Und folgende Rollen gab es meist nur beim Auftragnehmer:

  • Architektur-Entwurf,

  • Programmierung,

  • Debugging,

  • Stress-Tests,

  • Integrationstests,

  • Second Level Support.

Software Architect meets Requirements Engineer

Während idealerweise Software-Architekt und Requirements Engineer direkt miteinander kommunizieren, verlief in den hier untersuchten Projekten meist eine Grenze zwischen beiden: Der Architekt gehörte zum Dienstleister und der Requirements Engineer zum Auftraggeber. Darum verlief in zehn der 16 Nearshoring-Projekte die Kommunikation bezüglich der Anforderungen über den Projektleiter. Das führte zu Informationsverlusten, Missverständnissen und Fehlern.

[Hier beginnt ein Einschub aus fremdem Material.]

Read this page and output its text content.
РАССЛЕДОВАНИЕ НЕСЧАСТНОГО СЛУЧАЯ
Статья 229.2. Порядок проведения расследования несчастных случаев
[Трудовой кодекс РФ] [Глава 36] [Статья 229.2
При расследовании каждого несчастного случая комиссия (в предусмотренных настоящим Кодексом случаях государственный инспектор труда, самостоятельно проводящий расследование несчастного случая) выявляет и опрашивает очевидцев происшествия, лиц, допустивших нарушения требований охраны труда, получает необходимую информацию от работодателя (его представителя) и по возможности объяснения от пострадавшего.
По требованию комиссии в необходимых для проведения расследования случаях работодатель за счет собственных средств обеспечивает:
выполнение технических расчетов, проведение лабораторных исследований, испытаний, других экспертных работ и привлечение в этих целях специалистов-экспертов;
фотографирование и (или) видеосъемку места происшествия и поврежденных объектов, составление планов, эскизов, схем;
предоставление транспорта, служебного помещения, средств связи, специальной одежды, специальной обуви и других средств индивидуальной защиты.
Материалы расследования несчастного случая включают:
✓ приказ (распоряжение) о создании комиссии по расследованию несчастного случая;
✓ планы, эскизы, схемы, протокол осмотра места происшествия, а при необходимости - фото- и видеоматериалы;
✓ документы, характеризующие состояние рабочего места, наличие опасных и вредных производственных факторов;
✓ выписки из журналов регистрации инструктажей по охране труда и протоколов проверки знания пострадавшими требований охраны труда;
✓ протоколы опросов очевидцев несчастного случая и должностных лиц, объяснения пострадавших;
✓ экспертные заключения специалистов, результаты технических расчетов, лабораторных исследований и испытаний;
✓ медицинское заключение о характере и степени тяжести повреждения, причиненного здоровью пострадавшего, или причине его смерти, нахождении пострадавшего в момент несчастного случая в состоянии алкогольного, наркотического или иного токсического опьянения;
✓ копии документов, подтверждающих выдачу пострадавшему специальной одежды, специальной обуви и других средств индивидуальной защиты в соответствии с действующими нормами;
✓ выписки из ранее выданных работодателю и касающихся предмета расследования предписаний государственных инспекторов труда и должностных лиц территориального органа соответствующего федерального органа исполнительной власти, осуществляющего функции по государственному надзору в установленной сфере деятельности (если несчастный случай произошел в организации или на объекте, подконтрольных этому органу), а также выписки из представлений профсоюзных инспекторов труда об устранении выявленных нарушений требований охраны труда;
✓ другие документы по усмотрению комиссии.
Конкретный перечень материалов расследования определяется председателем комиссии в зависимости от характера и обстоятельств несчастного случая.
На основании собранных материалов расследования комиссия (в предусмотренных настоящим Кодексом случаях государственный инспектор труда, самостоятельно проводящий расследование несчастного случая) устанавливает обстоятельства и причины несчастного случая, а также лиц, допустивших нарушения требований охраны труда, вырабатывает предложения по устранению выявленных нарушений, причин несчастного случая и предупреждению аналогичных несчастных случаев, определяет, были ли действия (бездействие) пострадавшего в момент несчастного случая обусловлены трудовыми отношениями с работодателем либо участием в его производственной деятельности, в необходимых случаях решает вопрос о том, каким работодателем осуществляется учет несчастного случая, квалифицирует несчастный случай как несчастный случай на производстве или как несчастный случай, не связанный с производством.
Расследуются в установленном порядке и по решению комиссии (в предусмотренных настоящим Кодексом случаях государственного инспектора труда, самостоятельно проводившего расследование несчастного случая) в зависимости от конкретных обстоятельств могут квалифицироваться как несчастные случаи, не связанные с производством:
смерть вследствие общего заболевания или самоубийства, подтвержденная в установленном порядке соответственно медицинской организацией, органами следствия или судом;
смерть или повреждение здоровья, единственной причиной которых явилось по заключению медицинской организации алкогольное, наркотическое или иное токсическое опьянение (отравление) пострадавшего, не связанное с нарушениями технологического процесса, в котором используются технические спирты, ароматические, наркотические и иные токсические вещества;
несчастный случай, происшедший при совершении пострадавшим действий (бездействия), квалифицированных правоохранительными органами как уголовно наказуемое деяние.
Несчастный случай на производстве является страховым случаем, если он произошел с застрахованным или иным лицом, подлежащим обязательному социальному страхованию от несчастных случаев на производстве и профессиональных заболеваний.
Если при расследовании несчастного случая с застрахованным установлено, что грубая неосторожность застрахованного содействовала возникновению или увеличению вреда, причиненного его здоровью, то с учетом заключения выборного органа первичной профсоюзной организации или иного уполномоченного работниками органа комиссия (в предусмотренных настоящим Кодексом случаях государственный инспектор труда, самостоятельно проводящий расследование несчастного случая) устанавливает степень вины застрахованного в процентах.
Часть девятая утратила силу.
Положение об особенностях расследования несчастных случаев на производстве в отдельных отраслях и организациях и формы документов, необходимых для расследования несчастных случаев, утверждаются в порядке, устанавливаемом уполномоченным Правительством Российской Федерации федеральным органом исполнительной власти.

So wurde in der Regel über Anforderungen nicht diskutiert. Sie wurden als Vorgaben übergeben nach dem Motto: "Tu, was dir gesagt wird". Immerhin sechs befragte Architekten beim Nearshore-Partner hatten die Möglichkeit, beim Requirements Engineer des Auftraggebers bei Unklarheiten bezüglich der Anforderungen nachzufragen. In vier dieser sechs Fälle gab es einen ausdrücklichen Ansprechpartner für die Klärung von Anforderungen. Dabei erwiesen sich Glossare als nützlich, wurden aber oft erst auf Anfrage bereitgestellt.